- Born: Bournemouth, England
- Occupation: Actor
- Years active: 2011–present

= Neil Linpow =

English actor, writer and filmmaker

Neil Linpow is an actor, writer and filmmaker of Irish and Chinese heritage.

==Biography==

===Early life and career===

Neil grew up between Bournemouth and Clonmel. He has written for directors including Michel Gondry, Tom Hooper, Michael Gracey, Colm McCarthy, Sam Miller and Bobby Farrelly.

===Screen work===

In 2019 Linpow wrote, directed, produced and starred in the short film Time. It was an Official Selection at the BAFTA qualifying 39th Cambridge Film Festival and nominated for Best Film and Best Performance awards at the Kinsale Sharks Awards.

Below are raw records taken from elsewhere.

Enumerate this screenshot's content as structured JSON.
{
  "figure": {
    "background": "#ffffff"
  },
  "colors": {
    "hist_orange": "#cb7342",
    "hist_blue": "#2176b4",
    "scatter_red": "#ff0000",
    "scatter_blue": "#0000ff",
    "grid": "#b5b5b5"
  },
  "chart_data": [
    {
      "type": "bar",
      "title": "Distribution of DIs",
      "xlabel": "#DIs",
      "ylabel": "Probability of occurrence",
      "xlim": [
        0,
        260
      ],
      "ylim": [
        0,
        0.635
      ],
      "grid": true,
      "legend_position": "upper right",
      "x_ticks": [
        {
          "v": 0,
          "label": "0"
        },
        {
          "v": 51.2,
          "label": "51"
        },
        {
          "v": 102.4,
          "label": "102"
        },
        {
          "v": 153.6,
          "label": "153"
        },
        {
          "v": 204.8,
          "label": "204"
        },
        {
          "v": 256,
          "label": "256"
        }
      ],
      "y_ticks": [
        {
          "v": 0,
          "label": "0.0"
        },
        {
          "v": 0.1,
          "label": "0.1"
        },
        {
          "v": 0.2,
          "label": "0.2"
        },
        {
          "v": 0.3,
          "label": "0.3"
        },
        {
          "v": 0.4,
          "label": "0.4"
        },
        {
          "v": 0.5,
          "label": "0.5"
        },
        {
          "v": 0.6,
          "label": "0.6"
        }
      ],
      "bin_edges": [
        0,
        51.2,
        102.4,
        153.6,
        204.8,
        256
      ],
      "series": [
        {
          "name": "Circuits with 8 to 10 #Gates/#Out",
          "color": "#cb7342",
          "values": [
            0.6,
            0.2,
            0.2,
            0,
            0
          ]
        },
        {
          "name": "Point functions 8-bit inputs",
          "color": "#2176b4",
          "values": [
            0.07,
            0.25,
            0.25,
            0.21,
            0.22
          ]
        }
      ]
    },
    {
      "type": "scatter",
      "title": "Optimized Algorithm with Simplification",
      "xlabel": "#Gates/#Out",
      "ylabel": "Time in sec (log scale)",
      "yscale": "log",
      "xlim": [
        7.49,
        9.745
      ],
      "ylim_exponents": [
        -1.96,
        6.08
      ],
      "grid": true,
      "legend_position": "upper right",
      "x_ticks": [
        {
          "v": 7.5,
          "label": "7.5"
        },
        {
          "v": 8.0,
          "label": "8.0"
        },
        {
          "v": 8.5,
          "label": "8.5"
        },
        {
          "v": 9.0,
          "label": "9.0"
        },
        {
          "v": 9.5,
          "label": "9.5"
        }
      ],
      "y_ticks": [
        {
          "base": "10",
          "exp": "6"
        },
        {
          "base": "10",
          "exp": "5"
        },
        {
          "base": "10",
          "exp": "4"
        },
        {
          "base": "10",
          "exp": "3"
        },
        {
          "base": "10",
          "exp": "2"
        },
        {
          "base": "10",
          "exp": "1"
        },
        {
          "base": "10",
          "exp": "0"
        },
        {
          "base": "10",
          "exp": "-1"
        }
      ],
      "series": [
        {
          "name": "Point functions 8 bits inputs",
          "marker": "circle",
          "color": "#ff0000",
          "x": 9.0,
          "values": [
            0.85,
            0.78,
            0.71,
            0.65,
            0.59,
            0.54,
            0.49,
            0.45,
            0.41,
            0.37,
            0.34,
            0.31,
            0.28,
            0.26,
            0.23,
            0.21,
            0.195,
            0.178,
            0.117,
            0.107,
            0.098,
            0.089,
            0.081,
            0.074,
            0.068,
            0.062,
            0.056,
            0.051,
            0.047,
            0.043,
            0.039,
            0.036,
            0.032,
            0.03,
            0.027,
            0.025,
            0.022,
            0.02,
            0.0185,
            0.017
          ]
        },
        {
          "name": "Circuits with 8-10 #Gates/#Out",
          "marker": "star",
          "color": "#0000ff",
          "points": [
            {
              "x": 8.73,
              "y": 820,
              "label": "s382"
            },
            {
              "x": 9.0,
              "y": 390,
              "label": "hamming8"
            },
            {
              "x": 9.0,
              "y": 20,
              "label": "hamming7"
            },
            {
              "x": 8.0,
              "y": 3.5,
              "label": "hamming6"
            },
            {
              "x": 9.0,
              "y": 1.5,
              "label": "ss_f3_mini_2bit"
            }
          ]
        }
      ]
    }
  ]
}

His follow-up short, Lesson 7, starring Michelle Fairley, was released in 2020, winning awards across multiple festivals. It was an Official Selection at the BAFTA qualifying 11th Aesthetica Short Film Festival and at the Oscar and BAFTA qualifying Rhode Island International Film Festival in 2021.

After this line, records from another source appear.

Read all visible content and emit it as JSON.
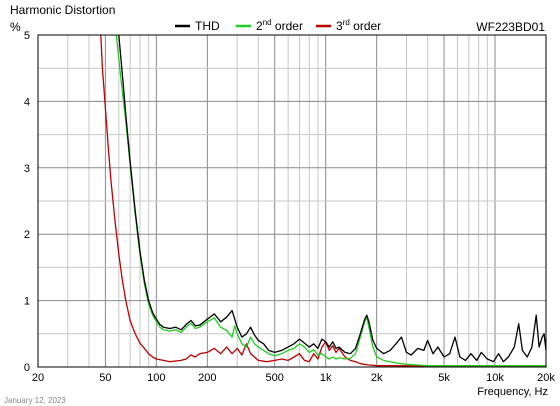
{
  "chart_data": {
    "type": "line",
    "title": "Harmonic Distortion",
    "ylabel": "%",
    "xlabel": "Frequency, Hz",
    "model": "WF223BD01",
    "footer_date": "January 12, 2023",
    "x_scale": "log",
    "xlim": [
      20,
      20000
    ],
    "ylim": [
      0,
      5
    ],
    "grid": true,
    "legend": "top",
    "x_ticks": [
      {
        "value": 20,
        "label": "20"
      },
      {
        "value": 50,
        "label": "50"
      },
      {
        "value": 100,
        "label": "100"
      },
      {
        "value": 200,
        "label": "200"
      },
      {
        "value": 500,
        "label": "500"
      },
      {
        "value": 1000,
        "label": "1k"
      },
      {
        "value": 2000,
        "label": "2k"
      },
      {
        "value": 5000,
        "label": "5k"
      },
      {
        "value": 10000,
        "label": "10k"
      },
      {
        "value": 20000,
        "label": "20k"
      }
    ],
    "y_ticks": [
      {
        "value": 0,
        "label": "0"
      },
      {
        "value": 1,
        "label": "1"
      },
      {
        "value": 2,
        "label": "2"
      },
      {
        "value": 3,
        "label": "3"
      },
      {
        "value": 4,
        "label": "4"
      },
      {
        "value": 5,
        "label": "5"
      }
    ],
    "series": [
      {
        "name": "THD",
        "name_main": "THD",
        "name_sup": "",
        "name_tail": "",
        "color": "#000000",
        "points": [
          [
            60,
            5.0
          ],
          [
            63,
            4.4
          ],
          [
            66,
            3.8
          ],
          [
            70,
            3.1
          ],
          [
            75,
            2.35
          ],
          [
            80,
            1.75
          ],
          [
            85,
            1.3
          ],
          [
            90,
            1.0
          ],
          [
            95,
            0.82
          ],
          [
            100,
            0.72
          ],
          [
            105,
            0.64
          ],
          [
            110,
            0.6
          ],
          [
            120,
            0.58
          ],
          [
            130,
            0.6
          ],
          [
            140,
            0.56
          ],
          [
            150,
            0.64
          ],
          [
            160,
            0.7
          ],
          [
            170,
            0.62
          ],
          [
            180,
            0.63
          ],
          [
            200,
            0.72
          ],
          [
            220,
            0.8
          ],
          [
            240,
            0.68
          ],
          [
            260,
            0.75
          ],
          [
            280,
            0.85
          ],
          [
            300,
            0.6
          ],
          [
            320,
            0.45
          ],
          [
            340,
            0.5
          ],
          [
            360,
            0.6
          ],
          [
            380,
            0.48
          ],
          [
            400,
            0.4
          ],
          [
            430,
            0.35
          ],
          [
            460,
            0.25
          ],
          [
            500,
            0.22
          ],
          [
            550,
            0.25
          ],
          [
            600,
            0.3
          ],
          [
            650,
            0.35
          ],
          [
            700,
            0.42
          ],
          [
            750,
            0.36
          ],
          [
            800,
            0.3
          ],
          [
            850,
            0.35
          ],
          [
            900,
            0.28
          ],
          [
            950,
            0.42
          ],
          [
            1000,
            0.38
          ],
          [
            1050,
            0.3
          ],
          [
            1100,
            0.38
          ],
          [
            1150,
            0.28
          ],
          [
            1200,
            0.3
          ],
          [
            1300,
            0.22
          ],
          [
            1400,
            0.2
          ],
          [
            1500,
            0.28
          ],
          [
            1600,
            0.5
          ],
          [
            1700,
            0.72
          ],
          [
            1750,
            0.78
          ],
          [
            1800,
            0.68
          ],
          [
            1900,
            0.4
          ],
          [
            2000,
            0.28
          ],
          [
            2200,
            0.2
          ],
          [
            2400,
            0.25
          ],
          [
            2600,
            0.35
          ],
          [
            2800,
            0.45
          ],
          [
            3000,
            0.22
          ],
          [
            3200,
            0.18
          ],
          [
            3500,
            0.28
          ],
          [
            3800,
            0.25
          ],
          [
            4000,
            0.4
          ],
          [
            4300,
            0.2
          ],
          [
            4600,
            0.3
          ],
          [
            5000,
            0.15
          ],
          [
            5400,
            0.2
          ],
          [
            5800,
            0.45
          ],
          [
            6200,
            0.15
          ],
          [
            6700,
            0.1
          ],
          [
            7200,
            0.2
          ],
          [
            7800,
            0.1
          ],
          [
            8300,
            0.22
          ],
          [
            9000,
            0.12
          ],
          [
            9800,
            0.08
          ],
          [
            10500,
            0.2
          ],
          [
            11200,
            0.08
          ],
          [
            12000,
            0.15
          ],
          [
            13000,
            0.3
          ],
          [
            13800,
            0.65
          ],
          [
            14500,
            0.25
          ],
          [
            15500,
            0.15
          ],
          [
            16500,
            0.3
          ],
          [
            17500,
            0.78
          ],
          [
            18200,
            0.3
          ],
          [
            19000,
            0.45
          ],
          [
            19500,
            0.5
          ],
          [
            20000,
            0.25
          ]
        ]
      },
      {
        "name": "2nd order",
        "name_main": "2",
        "name_sup": "nd",
        "name_tail": " order",
        "color": "#22cc22",
        "points": [
          [
            58,
            5.0
          ],
          [
            62,
            4.3
          ],
          [
            66,
            3.7
          ],
          [
            70,
            3.05
          ],
          [
            75,
            2.3
          ],
          [
            80,
            1.7
          ],
          [
            85,
            1.25
          ],
          [
            90,
            0.95
          ],
          [
            95,
            0.78
          ],
          [
            100,
            0.68
          ],
          [
            105,
            0.6
          ],
          [
            110,
            0.56
          ],
          [
            120,
            0.54
          ],
          [
            130,
            0.56
          ],
          [
            140,
            0.52
          ],
          [
            150,
            0.6
          ],
          [
            160,
            0.66
          ],
          [
            170,
            0.58
          ],
          [
            180,
            0.6
          ],
          [
            200,
            0.68
          ],
          [
            220,
            0.74
          ],
          [
            240,
            0.6
          ],
          [
            260,
            0.55
          ],
          [
            280,
            0.45
          ],
          [
            290,
            0.62
          ],
          [
            300,
            0.5
          ],
          [
            320,
            0.35
          ],
          [
            340,
            0.3
          ],
          [
            360,
            0.45
          ],
          [
            380,
            0.35
          ],
          [
            400,
            0.3
          ],
          [
            430,
            0.25
          ],
          [
            460,
            0.2
          ],
          [
            500,
            0.17
          ],
          [
            550,
            0.2
          ],
          [
            600,
            0.25
          ],
          [
            650,
            0.28
          ],
          [
            700,
            0.35
          ],
          [
            750,
            0.3
          ],
          [
            800,
            0.22
          ],
          [
            850,
            0.26
          ],
          [
            900,
            0.18
          ],
          [
            950,
            0.2
          ],
          [
            1000,
            0.15
          ],
          [
            1050,
            0.12
          ],
          [
            1100,
            0.15
          ],
          [
            1150,
            0.12
          ],
          [
            1200,
            0.14
          ],
          [
            1300,
            0.12
          ],
          [
            1400,
            0.13
          ],
          [
            1500,
            0.2
          ],
          [
            1600,
            0.45
          ],
          [
            1700,
            0.68
          ],
          [
            1750,
            0.75
          ],
          [
            1800,
            0.6
          ],
          [
            1900,
            0.3
          ],
          [
            2000,
            0.15
          ],
          [
            2200,
            0.1
          ],
          [
            2400,
            0.08
          ],
          [
            2600,
            0.06
          ],
          [
            2800,
            0.05
          ],
          [
            3000,
            0.04
          ],
          [
            3500,
            0.03
          ],
          [
            4000,
            0.02
          ],
          [
            5000,
            0.02
          ],
          [
            20000,
            0.02
          ]
        ]
      },
      {
        "name": "3rd order",
        "name_main": "3",
        "name_sup": "rd",
        "name_tail": " order",
        "color": "#bb0000",
        "points": [
          [
            47,
            5.0
          ],
          [
            48,
            4.5
          ],
          [
            50,
            3.9
          ],
          [
            52,
            3.3
          ],
          [
            54,
            2.8
          ],
          [
            57,
            2.2
          ],
          [
            60,
            1.7
          ],
          [
            63,
            1.3
          ],
          [
            66,
            1.0
          ],
          [
            70,
            0.7
          ],
          [
            75,
            0.5
          ],
          [
            80,
            0.36
          ],
          [
            85,
            0.28
          ],
          [
            90,
            0.2
          ],
          [
            95,
            0.15
          ],
          [
            100,
            0.12
          ],
          [
            110,
            0.1
          ],
          [
            120,
            0.08
          ],
          [
            130,
            0.09
          ],
          [
            140,
            0.1
          ],
          [
            150,
            0.12
          ],
          [
            160,
            0.18
          ],
          [
            170,
            0.15
          ],
          [
            180,
            0.2
          ],
          [
            200,
            0.22
          ],
          [
            220,
            0.28
          ],
          [
            240,
            0.2
          ],
          [
            260,
            0.3
          ],
          [
            280,
            0.2
          ],
          [
            300,
            0.28
          ],
          [
            320,
            0.18
          ],
          [
            340,
            0.35
          ],
          [
            360,
            0.2
          ],
          [
            380,
            0.15
          ],
          [
            400,
            0.1
          ],
          [
            450,
            0.08
          ],
          [
            500,
            0.1
          ],
          [
            550,
            0.12
          ],
          [
            600,
            0.1
          ],
          [
            650,
            0.15
          ],
          [
            700,
            0.2
          ],
          [
            750,
            0.1
          ],
          [
            800,
            0.08
          ],
          [
            850,
            0.2
          ],
          [
            900,
            0.12
          ],
          [
            950,
            0.3
          ],
          [
            1000,
            0.38
          ],
          [
            1050,
            0.25
          ],
          [
            1100,
            0.32
          ],
          [
            1150,
            0.22
          ],
          [
            1200,
            0.28
          ],
          [
            1300,
            0.15
          ],
          [
            1400,
            0.1
          ],
          [
            1500,
            0.08
          ],
          [
            1600,
            0.05
          ],
          [
            1800,
            0.03
          ],
          [
            2000,
            0.02
          ],
          [
            2500,
            0.02
          ],
          [
            5000,
            0.01
          ],
          [
            20000,
            0.01
          ]
        ]
      }
    ]
  }
}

In 2023, Linpow wrote and starred in the psychological thriller, Little Bone Lodge, directed by Matthias Hoene. Total Film said 'Linpow's desperate performance brings to mind a young Paddy Considine or Johnny Harris.

In 2026 he played Robby in the acclaimed, BIFA winning and BAFTA nominated Wasteman directed by Cal McMau and starring alongside David Jonsson, Tom Blythe, Alex Hassell and Corin Silva.